I am very proud of you. And I had the opportunity in my meetings last night and today to express our admiration to the people of Egypt and our support for those civilian and military who are working with the Supreme Council of the armed forces, with the prime minister and the government to translate into reality the dreams and aspirations of the Egyptian people. That is our hope for Egypt, and we stand ready to assist in every way possible, because this is Egypt’s moment, this is Egypt’s story. But the United States has been a partner and will remain a partner and a friend as this great transformation to democracy continues.

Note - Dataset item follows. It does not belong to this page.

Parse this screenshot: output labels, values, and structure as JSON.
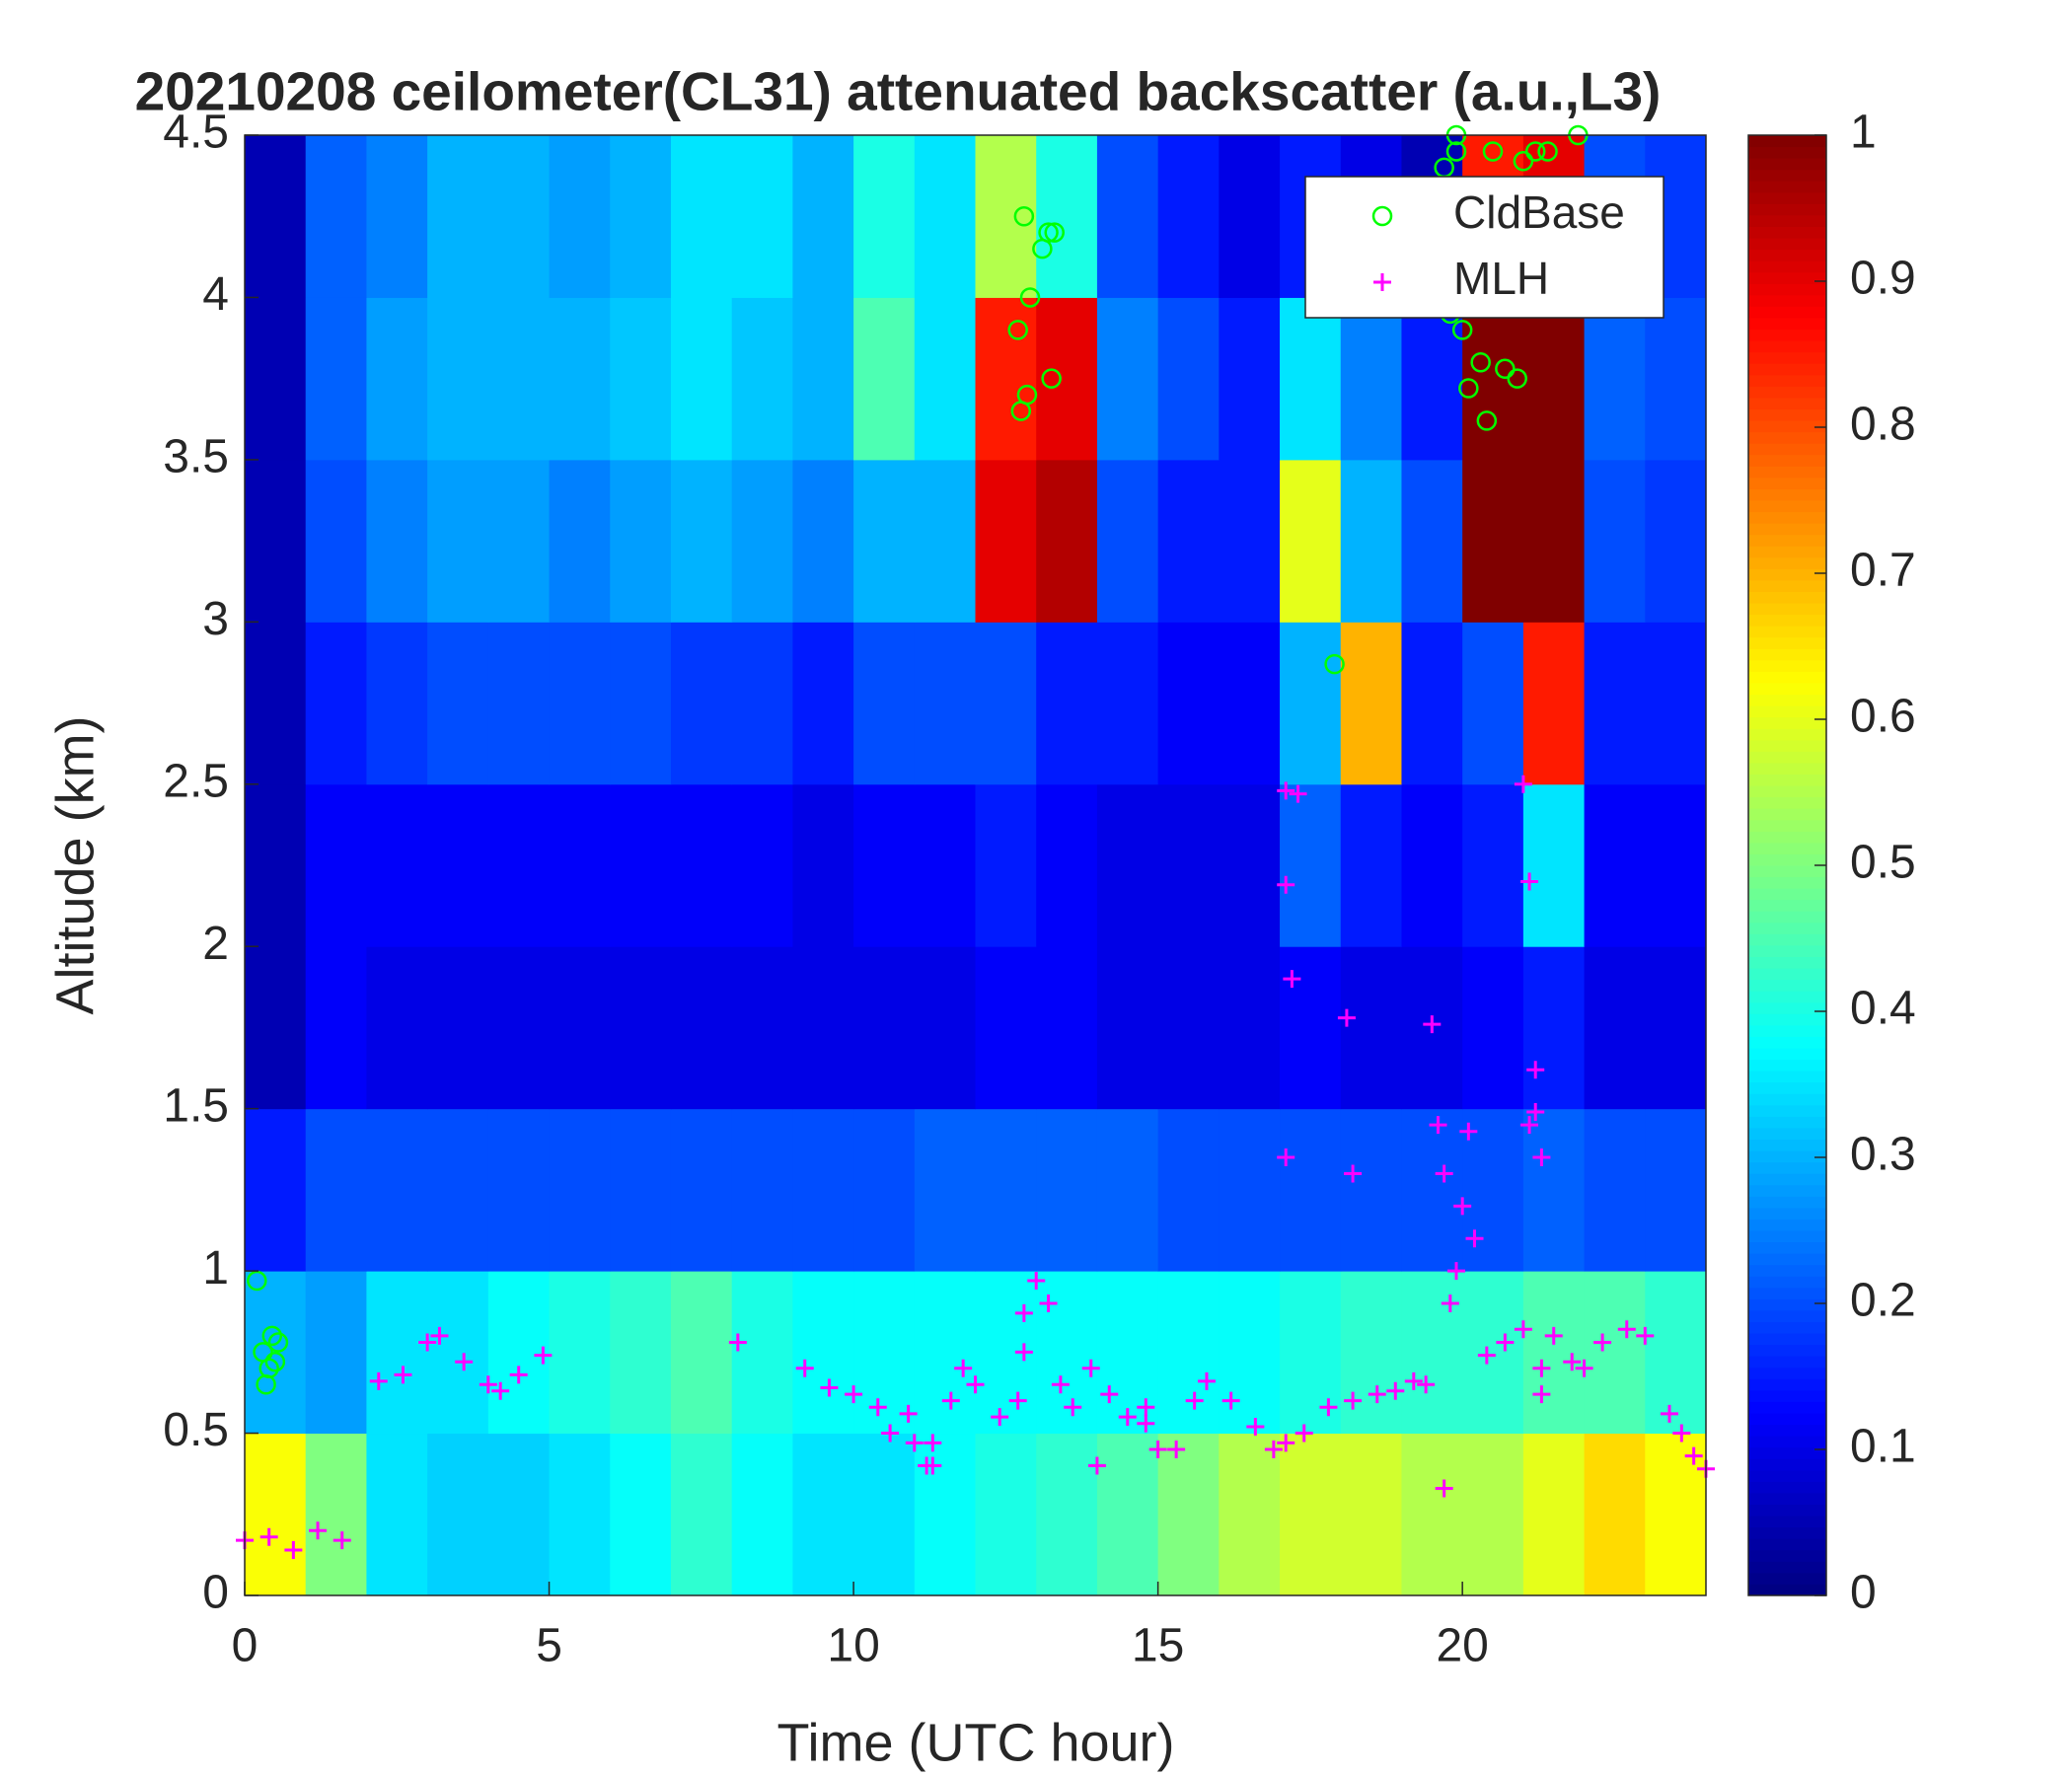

Now, what I’d like to do is shake as many hands as possible to personally thank you and to greet you. Before I lose my voice trying to — (laughter) – reach way back there and way back there. But I went to Tahrir Square. I don’t know where Ahmed (ph) and Ike (ph) are, the two young men right there, who were my guides and who described for me their own experiences and what was happening during those tumultuous breathtaking days in Tahrir Square well named for liberation of the human spirit, of a country whose future is, in my view, even greater than the already extraordinary past.

I said to the foreign minister and other ministers that I had dinner with last night that compared to Egypt, the United States is a very, very young country – 225 years (inaudible) 7,000 years. There’s not much of a comparison. But we are the oldest democracy, so we do know a thing or two about translating into reality the democratic principles and values. And we know that it is the most important work that any people can do. It is not easy work. It has taken us a long time. And frankly, we’ve had a lot of struggles along the way. We’ve had our own problems in overcoming divisions, fighting a civil war, reaching out to include women, people of different religions and backgrounds and races – all in the American democracy.

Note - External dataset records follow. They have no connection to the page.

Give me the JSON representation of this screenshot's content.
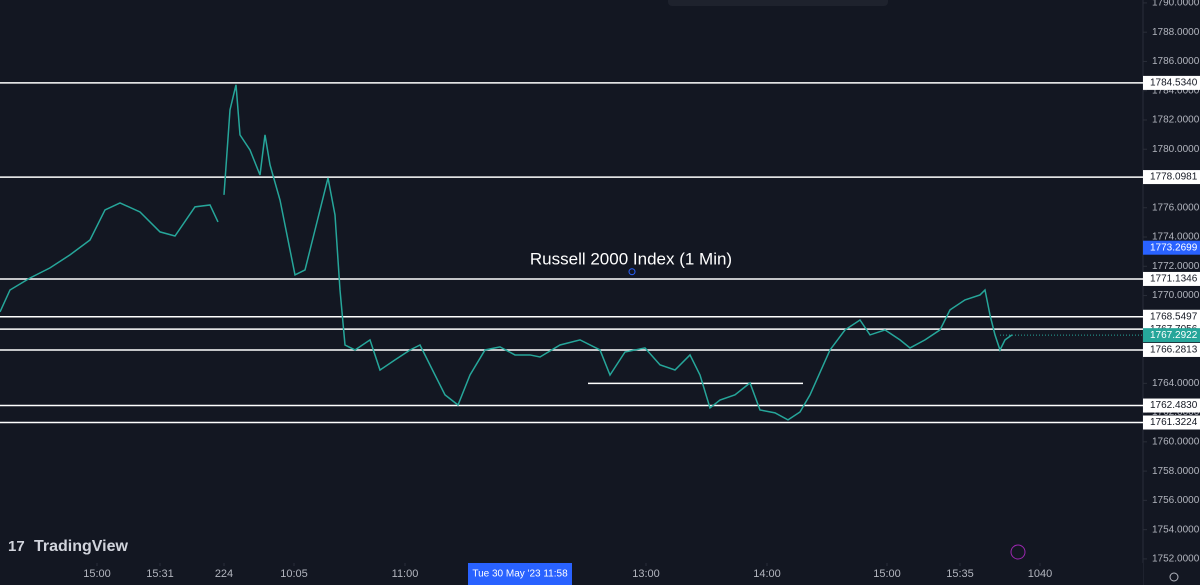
{
  "chart_data": {
    "type": "line",
    "title": "Russell 2000 Index (1 Min)",
    "watermark": "TradingView",
    "x": [
      0,
      10,
      30,
      50,
      70,
      90,
      105,
      120,
      140,
      160,
      175,
      195,
      210,
      218,
      221,
      224,
      230,
      236,
      240,
      250,
      260,
      265,
      270,
      280,
      295,
      305,
      315,
      328,
      335,
      340,
      345,
      355,
      370,
      380,
      395,
      410,
      420,
      435,
      445,
      458,
      470,
      485,
      500,
      515,
      530,
      540,
      560,
      580,
      600,
      610,
      625,
      645,
      660,
      675,
      690,
      700,
      710,
      720,
      735,
      750,
      760,
      775,
      788,
      800,
      810,
      830,
      845,
      860,
      870,
      885,
      900,
      910,
      925,
      940,
      950,
      965,
      980,
      985,
      990,
      995,
      1000,
      1005,
      1012
    ],
    "series": [
      {
        "name": "Russell 2000 Index",
        "color": "#26a69a",
        "values": [
          1768.88,
          1770.38,
          1771.2,
          1771.89,
          1772.78,
          1773.8,
          1775.85,
          1776.33,
          1775.71,
          1774.35,
          1774.07,
          1776.06,
          1776.19,
          1775.03,
          null,
          1776.88,
          1782.69,
          1784.4,
          1780.98,
          1779.95,
          1778.24,
          1780.98,
          1778.93,
          1776.53,
          1771.41,
          1771.75,
          1774.48,
          1778.04,
          1775.51,
          1770.38,
          1766.62,
          1766.28,
          1766.97,
          1764.91,
          1765.6,
          1766.28,
          1766.62,
          1764.57,
          1763.21,
          1762.52,
          1764.57,
          1766.28,
          1766.49,
          1765.94,
          1765.94,
          1765.8,
          1766.62,
          1766.97,
          1766.28,
          1764.57,
          1766.14,
          1766.42,
          1765.26,
          1764.91,
          1765.94,
          1764.57,
          1762.32,
          1762.86,
          1763.21,
          1764.03,
          1762.18,
          1761.98,
          1761.5,
          1762.04,
          1763.21,
          1766.28,
          1767.65,
          1768.33,
          1767.31,
          1767.65,
          1766.97,
          1766.42,
          1766.97,
          1767.65,
          1769.02,
          1769.7,
          1770.04,
          1770.38,
          1768.67,
          1767.31,
          1766.28,
          1766.97,
          1767.31
        ]
      }
    ],
    "xlim": [
      0,
      1140
    ],
    "xticks": [
      {
        "value": 97,
        "label": "15:00"
      },
      {
        "value": 160,
        "label": "15:31"
      },
      224,
      {
        "value": 294,
        "label": "10:05"
      },
      {
        "value": 405,
        "label": "11:00"
      },
      {
        "value": 646,
        "label": "13:00"
      },
      {
        "value": 767,
        "label": "14:00"
      },
      {
        "value": 887,
        "label": "15:00"
      },
      {
        "value": 960,
        "label": "15:35"
      },
      1040
    ],
    "ylim": [
      1751.72,
      1790.2
    ],
    "yticks": [
      {
        "value": 1752,
        "label": "1752.0000"
      },
      {
        "value": 1754,
        "label": "1754.0000"
      },
      {
        "value": 1756,
        "label": "1756.0000"
      },
      {
        "value": 1758,
        "label": "1758.0000"
      },
      {
        "value": 1760,
        "label": "1760.0000"
      },
      {
        "value": 1762,
        "label": "1762.0000"
      },
      {
        "value": 1764,
        "label": "1764.0000"
      },
      {
        "value": 1766,
        "label": "1766.0000"
      },
      {
        "value": 1768,
        "label": "1768.0000"
      },
      {
        "value": 1770,
        "label": "1770.0000"
      },
      {
        "value": 1772,
        "label": "1772.0000"
      },
      {
        "value": 1774,
        "label": "1774.0000"
      },
      {
        "value": 1776,
        "label": "1776.0000"
      },
      {
        "value": 1778,
        "label": "1778.0000"
      },
      {
        "value": 1780,
        "label": "1780.0000"
      },
      {
        "value": 1782,
        "label": "1782.0000"
      },
      {
        "value": 1784,
        "label": "1784.0000"
      },
      {
        "value": 1786,
        "label": "1786.0000"
      },
      {
        "value": 1788,
        "label": "1788.0000"
      },
      {
        "value": 1790,
        "label": "1790.0000"
      }
    ],
    "levels": [
      {
        "value": 1784.534,
        "label": "1784.5340"
      },
      {
        "value": 1778.0981,
        "label": "1778.0981"
      },
      {
        "value": 1771.1346,
        "label": "1771.1346"
      },
      {
        "value": 1768.5497,
        "label": "1768.5497"
      },
      {
        "value": 1767.7056,
        "label": "1767.7056"
      },
      {
        "value": 1766.2813,
        "label": "1766.2813"
      },
      {
        "value": 1762.483,
        "label": "1762.4830"
      },
      {
        "value": 1761.3224,
        "label": "1761.3224"
      }
    ],
    "segment": {
      "value": 1764.0,
      "x": [
        588,
        803
      ]
    },
    "crosshair": {
      "x": 520,
      "x_label": "Tue 30 May '23  11:58",
      "y": 1773.2699,
      "y_label": "1773.2699"
    },
    "last_price": {
      "value": 1767.2922,
      "label": "1767.2922",
      "color": "#26a69a"
    }
  }
}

And I have great confidence that Egypt is going to break the mold, that you are going to show how democracy works in a way that, for generations to come, not only future Egyptians but people everywhere, are going to point and say, “That was one of the most important historic turning points.” The pyramids are magnificent, but nowhere near as magnificent as what you have already done.

And now to make sure – (applause) – that all that work and all that sacrifice, including the loss of an employee here at the Embassy, is not in vain, that no one is permitted to hijack this revolution, no one is permitted to turn the clock back on this revolution, no one is permitted to claim it for only one group of Egyptians and try to exclude other Egyptians. That will be the challenge.

And we will help in every way possible to support those who are making the decisions now to support the process that will allow Egyptians to elect the leaders who will lead the first part of this new democracy, and to remind everyone that elections is not all that democracy’s about. People can have an election and then never want to have another election. And what has to happen is to really embed all of the values of democracy into the hearts and minds of the Egyptian citizens.

So I come to thank you, but also to pledge support and to tell you that the United States of America will be with Egypt on this next chapter in the extraordinary history of this civilization.